Prompted by this fascinating question, I started to explain that actually traditional costumes are still worn on a daily basis by some Chinese ethnic groups in certain Chinese regions (China has 56 different ethnic groups). And I remembered that when I was in primary school, I travelled with my parents on holiday to visit some ethnic regions, and we dressed up in these costumes as a part of the holiday experience! And I remember that I was just as excited and happy about my costume trying experience as my INSEAD classmates are today, at the Chinese Cultural Week! So these discussions about costume turned into more sharing about travels, local rituals, aesthetics, philosophy, and much more!
During the webinars, our incredible professors and other guest speakers shared their knowledge about China’s digital economy, about China’s innovation in a turbulent time, about China’s future at a critical junction under geopolitical pressure, about China’s new sources of growth and implications for INSEAD students and much more! Listening to our guest speakers from China, I could truly feel their excitement and passion for their respect fields, and the first-hand stories they have shared are so real and vivid, that they seem to have taken us to witness China’s growth and creativity!
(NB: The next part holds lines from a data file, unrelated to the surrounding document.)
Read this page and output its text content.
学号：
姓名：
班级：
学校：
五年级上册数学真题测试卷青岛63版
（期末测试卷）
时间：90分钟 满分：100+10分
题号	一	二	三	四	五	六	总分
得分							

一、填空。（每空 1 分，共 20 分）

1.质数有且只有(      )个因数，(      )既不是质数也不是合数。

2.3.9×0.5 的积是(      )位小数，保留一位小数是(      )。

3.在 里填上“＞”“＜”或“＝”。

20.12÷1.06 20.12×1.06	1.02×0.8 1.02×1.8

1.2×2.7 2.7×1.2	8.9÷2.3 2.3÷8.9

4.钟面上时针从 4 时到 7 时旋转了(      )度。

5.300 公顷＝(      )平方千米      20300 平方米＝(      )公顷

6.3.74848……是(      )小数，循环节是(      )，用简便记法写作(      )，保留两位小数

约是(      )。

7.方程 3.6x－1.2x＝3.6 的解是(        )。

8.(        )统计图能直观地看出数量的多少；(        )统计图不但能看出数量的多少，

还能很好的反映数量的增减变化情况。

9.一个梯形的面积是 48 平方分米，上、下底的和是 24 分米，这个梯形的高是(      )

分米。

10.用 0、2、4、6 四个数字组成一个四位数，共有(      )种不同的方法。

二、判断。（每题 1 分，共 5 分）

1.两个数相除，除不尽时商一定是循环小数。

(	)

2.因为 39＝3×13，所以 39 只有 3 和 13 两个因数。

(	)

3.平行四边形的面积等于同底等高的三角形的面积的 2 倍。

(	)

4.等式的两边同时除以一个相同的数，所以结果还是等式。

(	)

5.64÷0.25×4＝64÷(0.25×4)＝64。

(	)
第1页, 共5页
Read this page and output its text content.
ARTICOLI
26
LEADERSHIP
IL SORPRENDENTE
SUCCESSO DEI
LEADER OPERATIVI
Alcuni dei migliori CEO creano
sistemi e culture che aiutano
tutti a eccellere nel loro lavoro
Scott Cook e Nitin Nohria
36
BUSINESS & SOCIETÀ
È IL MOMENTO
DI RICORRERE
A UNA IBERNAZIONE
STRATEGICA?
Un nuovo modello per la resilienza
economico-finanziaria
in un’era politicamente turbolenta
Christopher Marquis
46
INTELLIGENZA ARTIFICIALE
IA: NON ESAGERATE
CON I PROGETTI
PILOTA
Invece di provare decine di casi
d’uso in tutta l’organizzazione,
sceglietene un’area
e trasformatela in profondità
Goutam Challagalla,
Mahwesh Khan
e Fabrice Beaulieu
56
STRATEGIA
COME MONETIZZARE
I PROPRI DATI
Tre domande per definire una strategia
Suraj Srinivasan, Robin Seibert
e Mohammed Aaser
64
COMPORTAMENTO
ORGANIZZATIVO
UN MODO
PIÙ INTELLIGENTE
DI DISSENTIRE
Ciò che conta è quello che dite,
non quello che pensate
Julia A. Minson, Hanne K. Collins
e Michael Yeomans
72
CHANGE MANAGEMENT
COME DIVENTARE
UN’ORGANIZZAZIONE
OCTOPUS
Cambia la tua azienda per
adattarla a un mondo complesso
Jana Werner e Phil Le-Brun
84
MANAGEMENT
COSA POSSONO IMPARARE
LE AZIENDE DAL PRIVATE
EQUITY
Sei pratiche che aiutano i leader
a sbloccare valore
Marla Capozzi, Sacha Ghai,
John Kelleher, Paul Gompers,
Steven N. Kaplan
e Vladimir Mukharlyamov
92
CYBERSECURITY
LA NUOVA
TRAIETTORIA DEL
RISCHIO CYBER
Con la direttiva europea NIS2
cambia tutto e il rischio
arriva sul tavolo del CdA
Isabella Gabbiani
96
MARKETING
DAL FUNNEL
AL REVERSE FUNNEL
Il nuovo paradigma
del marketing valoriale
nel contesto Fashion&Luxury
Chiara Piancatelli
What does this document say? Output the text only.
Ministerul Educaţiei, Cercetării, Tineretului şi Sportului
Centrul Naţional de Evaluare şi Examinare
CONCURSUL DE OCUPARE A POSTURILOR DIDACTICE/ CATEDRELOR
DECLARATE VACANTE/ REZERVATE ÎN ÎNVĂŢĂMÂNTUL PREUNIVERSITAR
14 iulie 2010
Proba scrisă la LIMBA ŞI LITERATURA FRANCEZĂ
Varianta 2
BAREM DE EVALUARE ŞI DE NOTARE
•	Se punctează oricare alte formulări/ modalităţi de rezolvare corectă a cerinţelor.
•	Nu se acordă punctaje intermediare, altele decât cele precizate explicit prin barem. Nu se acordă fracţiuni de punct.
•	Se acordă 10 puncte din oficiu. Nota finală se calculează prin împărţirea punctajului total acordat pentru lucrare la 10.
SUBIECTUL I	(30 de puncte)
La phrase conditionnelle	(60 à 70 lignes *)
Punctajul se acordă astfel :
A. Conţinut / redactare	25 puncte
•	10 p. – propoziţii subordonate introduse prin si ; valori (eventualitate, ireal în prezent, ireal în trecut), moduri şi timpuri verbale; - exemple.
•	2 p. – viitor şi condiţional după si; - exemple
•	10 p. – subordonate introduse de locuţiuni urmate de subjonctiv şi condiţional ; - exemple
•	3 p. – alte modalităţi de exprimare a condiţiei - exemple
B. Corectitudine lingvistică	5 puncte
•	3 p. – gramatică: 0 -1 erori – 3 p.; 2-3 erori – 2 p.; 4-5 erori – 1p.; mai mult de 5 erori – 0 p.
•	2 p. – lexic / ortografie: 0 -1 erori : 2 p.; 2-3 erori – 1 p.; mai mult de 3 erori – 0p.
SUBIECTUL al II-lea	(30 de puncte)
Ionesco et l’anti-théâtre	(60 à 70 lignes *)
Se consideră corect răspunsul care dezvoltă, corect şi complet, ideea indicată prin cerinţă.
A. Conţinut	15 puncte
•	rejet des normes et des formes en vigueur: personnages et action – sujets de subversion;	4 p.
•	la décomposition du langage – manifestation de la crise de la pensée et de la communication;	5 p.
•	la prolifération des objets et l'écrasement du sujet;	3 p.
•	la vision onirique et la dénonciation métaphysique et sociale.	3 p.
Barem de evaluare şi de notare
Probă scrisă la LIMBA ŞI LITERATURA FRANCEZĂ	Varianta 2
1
A special highlight for me was our webinar ‘China through the eyes of INSEAD students’.
It was a webinar run entirely by INSEAD students, with diverse connections to China, which made the discussion truly fascinating. Of the panellists, Arnina, Mingquan and I were all born in China and have spent significant time abroad. Arnina moved to Australia at the age of five and has since lived in many other countries including the Netherlands, the UK, and Japan, but she visits China to see extended family once every two years. Mingquan has spent half his life in China, and the other half in Canada. I moved to New Zealand for secondary school and the UK for university, but I’ve kept China connections through work and charity projects.
Yejing, who was born and grew up in the central part of China, travelled to many places across China, and for her, the INSEAD life is the longest time that she lived outside of China. Kevin, who is half French and half Chinese, grew up in France. He moved to China in 2013 for an exchange semester, and stayed seven years and was married at the French Consulate in Shanghai. Antoine, who was born in France, has lived across Beijing, Shanghai, Hong Kong and Taiwan, knows Chinese culture just like a local and speaks amazing Mandarin!
In our very open discussion, we spoke about Chinese culture, philosophy, values and society. We shared the significance of family in the Chinese culture and stories of how our parents and grandparents have sacrificed so much to ensure that we receive the best possible education and chances to achieve an incredible life. We spoke about China’s fast transformations, and the reverse cultural shocks we experience every time we return. We sometimes nodded in agreement, and at other times challenged each other’s opinion to delve deeper searching for the core of the issue.
Chinese Cultural Week has reached a successful conclusion, but our journey to explore, discuss and understand Chinese culture has just begun.
The week has paved the way for an open platform for us to jointly explore more over the years, and that is the power of INSEAD’s diverse community!